Another prominent feature on Stanton Moor is the Cork Stone. It's one of several rock pillars that have been given names – others nearby include the Cat Stone and the Heart Stone. These rocky outcrops may have had sacred significance for ancient people, but nowadays the Cork Stone is a magnet for climbers – the carved footholds and strategically placed metal handles make it a little easier to reach the top.
If you follow the path along the edge of the moor, you'll arrive at the Earl Grey Tower. Built by the Thornhill family of Stanton Hall to commemorate the 1832 Reform Act, the tower was named after Charles Grey, who was Prime Minister at the time.
The Thornhill family were also responsible for some of the crests, initials and dates that you might notice carved into rocks around the moor.

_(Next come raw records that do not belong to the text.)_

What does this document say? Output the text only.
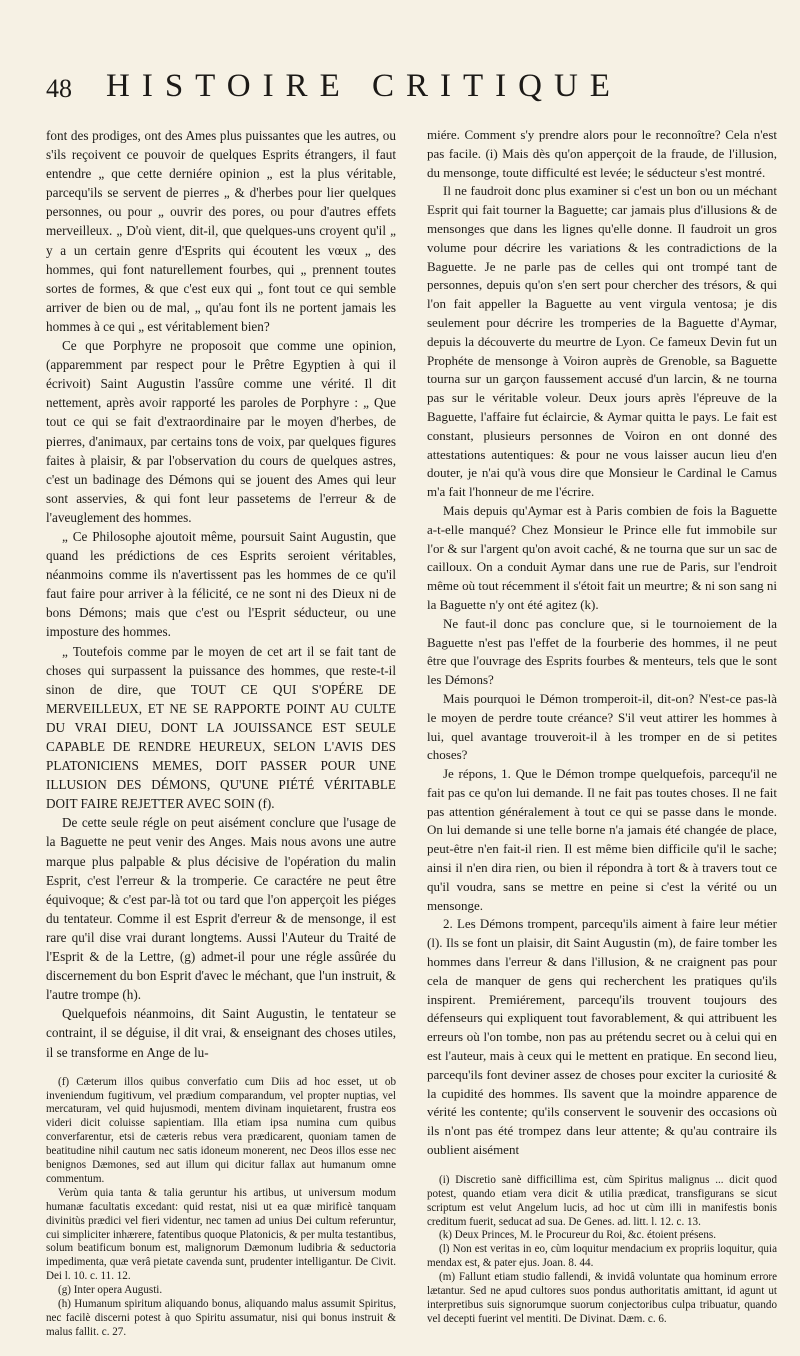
48 HISTOIRE CRITIQUE

font des prodiges, ont des Ames plus puissantes que les autres, ou s'ils reçoivent ce pouvoir de quelques Esprits étrangers, il faut entendre „ que cette derniére opinion „ est la plus véritable, parcequ'ils se servent de pierres „ & d'herbes pour lier quelques personnes, ou pour „ ouvrir des pores, ou pour d'autres effets merveilleux. „ D'où vient, dit-il, que quelques-uns croyent qu'il „ y a un certain genre d'Esprits qui écoutent les vœux „ des hommes, qui font naturellement fourbes, qui „ prennent toutes sortes de formes, & que c'est eux qui „ font tout ce qui semble arriver de bien ou de mal, „ qu'au font ils ne portent jamais les hommes à ce qui „ est véritablement bien?

Ce que Porphyre ne proposoit que comme une opinion, (apparemment par respect pour le Prêtre Egyptien à qui il écrivoit) Saint Augustin l'assûre comme une vérité. Il dit nettement, après avoir rapporté les paroles de Porphyre : „ Que tout ce qui se fait d'extraordinaire par le moyen d'herbes, de pierres, d'animaux, par certains tons de voix, par quelques figures faites à plaisir, & par l'observation du cours de quelques astres, c'est un badinage des Démons qui se jouent des Ames qui leur sont asservies, & qui font leur passetems de l'erreur & de l'aveuglement des hommes.

„ Ce Philosophe ajoutoit même, poursuit Saint Augustin, que quand les prédictions de ces Esprits seroient véritables, néanmoins comme ils n'avertissent pas les hommes de ce qu'il faut faire pour arriver à la félicité, ce ne sont ni des Dieux ni de bons Démons; mais que c'est ou l'Esprit séducteur, ou une imposture des hommes.

„ Toutefois comme par le moyen de cet art il se fait tant de choses qui surpassent la puissance des hommes, que reste-t-il sinon de dire, que TOUT CE QUI S'OPÉRE DE MERVEILLEUX, ET NE SE RAPPORTE POINT AU CULTE DU VRAI DIEU, DONT LA JOUISSANCE EST SEULE CAPABLE DE RENDRE HEUREUX, SELON L'AVIS DES PLATONICIENS MEMES, DOIT PASSER POUR UNE ILLUSION DES DÉMONS, QU'UNE PIÉTÉ VÉRITABLE DOIT FAIRE REJETTER AVEC SOIN (f).

De cette seule régle on peut aisément conclure que l'usage de la Baguette ne peut venir des Anges. Mais nous avons une autre marque plus palpable & plus décisive de l'opération du malin Esprit, c'est l'erreur & la tromperie. Ce caractére ne peut être équivoque; & c'est par-là tot ou tard que l'on apperçoit les piéges du tentateur. Comme il est Esprit d'erreur & de mensonge, il est rare qu'il dise vrai durant longtems. Aussi l'Auteur du Traité de l'Esprit & de la Lettre, (g) admet-il pour une régle assûrée du discernement du bon Esprit d'avec le méchant, que l'un instruit, & l'autre trompe (h).

Quelquefois néanmoins, dit Saint Augustin, le tentateur se contraint, il se déguise, il dit vrai, & enseignant des choses utiles, il se transforme en Ange de lu-

(f) Cæterum illos quibus converfatio cum Diis ad hoc esset, ut ob inveniendum fugitivum, vel prædium comparandum, vel propter nuptias, vel mercaturam, vel quid hujusmodi, mentem divinam inquietarent, frustra eos videri dicit coluisse sapientiam. Illa etiam ipsa numina cum quibus converfarentur, etsi de cæteris rebus vera prædicarent, quoniam tamen de beatitudine nihil cautum nec satis idoneum monerent, nec Deos illos esse nec benignos Dæmones, sed aut illum qui dicitur fallax aut humanum omne commentum.

Verùm quia tanta & talia geruntur his artibus, ut universum modum humanæ facultatis excedant: quid restat, nisi ut ea quæ mirificè tanquam divinitùs prædici vel fieri videntur, nec tamen ad unius Dei cultum referuntur, cui simpliciter inhærere, fatentibus quoque Platonicis, & per multa testantibus, solum beatificum bonum est, malignorum Dæmonum ludibria & seductoria impedimenta, quæ verâ pietate cavenda sunt, prudenter intelligantur. De Civit. Dei l. 10. c. 11. 12.

(g) Inter opera Augusti.

(h) Humanum spiritum aliquando bonus, aliquando malus assumit Spiritus, nec facilè discerni potest à quo Spiritu assumatur, nisi qui bonus instruit & malus fallit. c. 27.

miére. Comment s'y prendre alors pour le reconnoître? Cela n'est pas facile. (i) Mais dès qu'on apperçoit de la fraude, de l'illusion, du mensonge, toute difficulté est levée; le séducteur s'est montré.

Il ne faudroit donc plus examiner si c'est un bon ou un méchant Esprit qui fait tourner la Baguette; car jamais plus d'illusions & de mensonges que dans les lignes qu'elle donne. Il faudroit un gros volume pour décrire les variations & les contradictions de la Baguette. Je ne parle pas de celles qui ont trompé tant de personnes, depuis qu'on s'en sert pour chercher des trésors, & qui l'on fait appeller la Baguette au vent virgula ventosa; je dis seulement pour décrire les tromperies de la Baguette d'Aymar, depuis la découverte du meurtre de Lyon. Ce fameux Devin fut un Prophéte de mensonge à Voiron auprès de Grenoble, sa Baguette tourna sur un garçon faussement accusé d'un larcin, & ne tourna pas sur le véritable voleur. Deux jours après l'épreuve de la Baguette, l'affaire fut éclaircie, & Aymar quitta le pays. Le fait est constant, plusieurs personnes de Voiron en ont donné des attestations autentiques: & pour ne vous laisser aucun lieu d'en douter, je n'ai qu'à vous dire que Monsieur le Cardinal le Camus m'a fait l'honneur de me l'écrire.

Mais depuis qu'Aymar est à Paris combien de fois la Baguette a-t-elle manqué? Chez Monsieur le Prince elle fut immobile sur l'or & sur l'argent qu'on avoit caché, & ne tourna que sur un sac de cailloux. On a conduit Aymar dans une rue de Paris, sur l'endroit même où tout récemment il s'étoit fait un meurtre; & ni son sang ni la Baguette n'y ont été agitez (k).

Ne faut-il donc pas conclure que, si le tournoiement de la Baguette n'est pas l'effet de la fourberie des hommes, il ne peut être que l'ouvrage des Esprits fourbes & menteurs, tels que le sont les Démons?

Mais pourquoi le Démon tromperoit-il, dit-on? N'est-ce pas-là le moyen de perdre toute créance? S'il veut attirer les hommes à lui, quel avantage trouveroit-il à les tromper en de si petites choses?

Je répons, 1. Que le Démon trompe quelquefois, parcequ'il ne fait pas ce qu'on lui demande. Il ne fait pas toutes choses. Il ne fait pas attention généralement à tout ce qui se passe dans le monde. On lui demande si une telle borne n'a jamais été changée de place, peut-être n'en fait-il rien. Il est même bien difficile qu'il le sache; ainsi il n'en dira rien, ou bien il répondra à tort & à travers tout ce qu'il voudra, sans se mettre en peine si c'est la vérité ou un mensonge.

2. Les Démons trompent, parcequ'ils aiment à faire leur métier (l). Ils se font un plaisir, dit Saint Augustin (m), de faire tomber les hommes dans l'erreur & dans l'illusion, & ne craignent pas pour cela de manquer de gens qui recherchent les pratiques qu'ils inspirent. Premiérement, parcequ'ils trouvent toujours des défenseurs qui expliquent tout favorablement, & qui attribuent les erreurs où l'on tombe, non pas au prétendu secret ou à celui qui en est l'auteur, mais à ceux qui le mettent en pratique. En second lieu, parcequ'ils font deviner assez de choses pour exciter la curiosité & la cupidité des hommes. Ils savent que la moindre apparence de vérité les contente; qu'ils conservent le souvenir des occasions où ils n'ont pas été trompez dans leur attente; & qu'au contraire ils oublient aisément

(i) Discretio sanè difficillima est, cùm Spiritus malignus ... dicit quod potest, quando etiam vera dicit & utilia prædicat, transfigurans se sicut scriptum est velut Angelum lucis, ad hoc ut cùm illi in manifestis bonis creditum fuerit, seducat ad sua. De Genes. ad. litt. l. 12. c. 13.

(k) Deux Princes, M. le Procureur du Roi, &c. étoient présens.

(l) Non est veritas in eo, cùm loquitur mendacium ex propriis loquitur, quia mendax est, & pater ejus. Joan. 8. 44.

(m) Fallunt etiam studio fallendi, & invidâ voluntate qua hominum errore lætantur. Sed ne apud cultores suos pondus authoritatis amittant, id agunt ut interpretibus suis signorumque suorum conjectoribus culpa tribuatur, quando vel decepti fuerint vel mentiti. De Divinat. Dæm. c. 6.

It's not just ancient monuments that make Stanton Moor a bit mystical. If you visit the moor at night it's supposed to be a good location for UFO spotting. There's even a prime location for such sightings – an old, twisted pine tree not far from the Nine Ladies has been dubbed 'The UFO Tree' by locals.
Even if you don't catch a glimpse of any strange lights in the sky, you should get a fantastic view of the stars. Minimal light pollution here means that Stanton Moor is a great place for stargazing on a clear night – head for the trig point at the highest point of the moor for the best view.
If visiting the moor at night, take a torch – the footpaths are rocky and uneven, and can be slippery after rain. And watch out for ghosts – it's said that the edge of the moor is haunted by the spirit of a large black dog, and there are also tales of a hooded figure, and a women dressed in white.